In our book “Building Successful Family Business Boards,” we state that “the central theme of this book is that an active board, comprised of a mix of independent and owner directors, is an invaluable tool for any business, regardless of ownership structure or size.”

What makes an active board effective? In this case, the old adage “a whole is greater than the sum of the parts” clearly applies. Well-qualified directors with the skills, experience, time and motivation to dedicate to the job are crucial. But, while necessary, the right people are not sufficient to ensure board effectiveness.    

Board effectiveness, defined as the successful fulfillment of the dual roles of providing strategic insight and management oversight, requires appropriate information, an agenda focused on key strategic issues, healthy discussion and debate, and a commitment to doing the job well. All of these elements are the responsibility of the board chair.

To better understand the chair’s role and responsibility, we need to look at two models of board leadership – the combined Chair/CEO structure and the split structure (where these positions are filled by two distinct individuals).

In the combined model, which was the structure reported by 63 percent of respondents to the board survey conducted for our book, the key to success is ensuring the CEO understands that the Chair role is an important and separate job. Too often, CEOs are so busy running the company that chair responsibilities slide.

Chair responsibilities, regardless of who fills the role, include:

  • Ensuring information board members need to hold an effective conversation is sent in advance of the meeting;
  • Setting the appropriate agenda, focused on strategic issues and oversight, with the right amount of time allotted to each issue;
  • Ensuring appropriate reporting of board activities in the meeting minutes;
  • Ensuring shareholders are kept adequately informed of affairs of the company and have confidence in the oversight provided by the board;
  • Developing and maintaining a shareholder relations program for the company;
  • Ensuring appropriate committee structure, membership and responsibilities;
  • Actively facilitating board members, promoting a culture of discussion and debate and balanced participation of all members;
  • Maintaining top-level contact with members of the community to ensure that company is properly recognized, dealt with and appropriately represented in community affairs;
  • Identifying ethical dilemmas in the company and reporting on those annually to the board;
  • Ensuring accountability of management for setting and achieving budgets and plans.

This final responsibility, ensuring accountability, is the most difficult to fulfill in the combined structure. In effect, the CEO is responsible for holding himself accountable. To make this structure work, the CEO/Chair must be willing to take feedback from other directors and admit mistakes. He or she must also be willing to let other directors meet in executive session without him or her to discuss issues they may have with respect to the CEO’s performance, as well as any other management issue that may be best handled without management in the room.

In the split structure, the Chair is tasked with the same responsibilities. One concern with this model is it creates a lack of clarity concerning who is in charge. Yet, note that most Chair responsibilities begin with the word “ensure” rather than “do.” The Chair’s job is more to make sure that things happen than to actually do them him or herself. So, his job is not to lead the organization but rather to lead the board. And, leading the board essentially means ensuring that it is fulfilling its designated role and responsibilities.

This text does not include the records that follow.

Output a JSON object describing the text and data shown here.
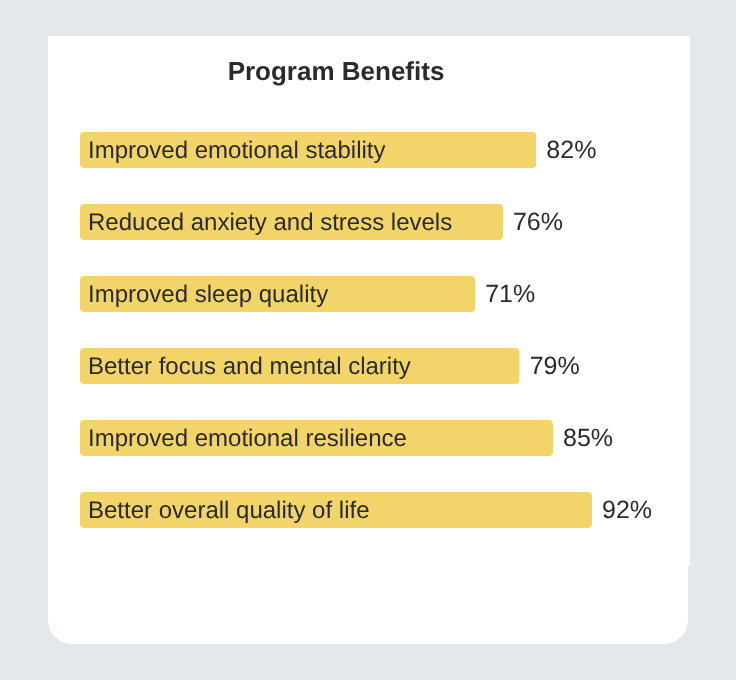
{
  "chart_data": {
    "type": "bar",
    "title": "Program Benefits",
    "orientation": "horizontal",
    "categories": [
      "Improved emotional stability",
      "Reduced anxiety and stress levels",
      "Improved sleep quality",
      "Better focus and mental clarity",
      "Improved emotional resilience",
      "Better overall quality of life"
    ],
    "values": [
      82,
      76,
      71,
      79,
      85,
      92
    ],
    "color": "#f2d46a",
    "value_labels": [
      "82%",
      "76%",
      "71%",
      "79%",
      "85%",
      "92%"
    ],
    "tick_labels": false
  }
}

That said, the split structure does require strong coordination between the Chair and CEO. In this model, the CEO will often take the lead in setting the agenda and preparing advance and in-meeting materials. While the board’s role is to oversee the CEO, it is also to support the management team and provide expertise and insight. To effectively focus the board’s attention on the appropriate issues, the CEO must have a strong hand in setting the agenda, but not so strong that accountability is compromised.

Beyond preparing agendas and materials, some CEOs even take the lead in facilitating board meetings. Whoever leads the meeting, however, the Chair must take responsibility for ensuring the meeting is well run and should step in if things get off track.

At the highest level, the Chair is responsible for enforcing management accountability and the overall effectiveness of board process. An annual board evaluation is a useful tool to ensure the board is operating effectively (for more information on board evaluations, please refer to our book).

Typically, corporate by-laws state that the board elects its Chair. In practice, owners have a strong influence in the choice of Chair by stating their preference for a family vs. a non-family chair and their desire for a combined or split model. Regardless of who fills the Chair seat-an independent director, retired CEO or acting CEO-the Chair must remember the important responsibility of shareholder relations. We recommend that the chair write a periodic letter to shareholders summarizing the activities of the board (without disclosing confidential information of course), present it at shareholder meetings and find opportunity to interact with shareholders on a more informal basis. The Chair should also welcome and respond to inquiries from shareholders.  

How do family businesses ensure they have a strong Chair? First, the family must clarify its vision concerning how the role should be structured. The family should also insist that a job description for the Chair be developed (see our book for an example). Ideally, if the family desires that a family member fill the chair role, it should ensure a development program is in place to build the skills needed in a good Chair. This development plan should encourage leadership opportunities for potential candidates, including participation in other for-profit or non-profit boards. The family should also develop strong ownership education programs and create opportunities for candidates to attend education programs on family business governance.

With a clear vision and a long-term plan for developing capable board leadership, the family can provide strong direction and support which will go a long way to ensuring a highly functioning board.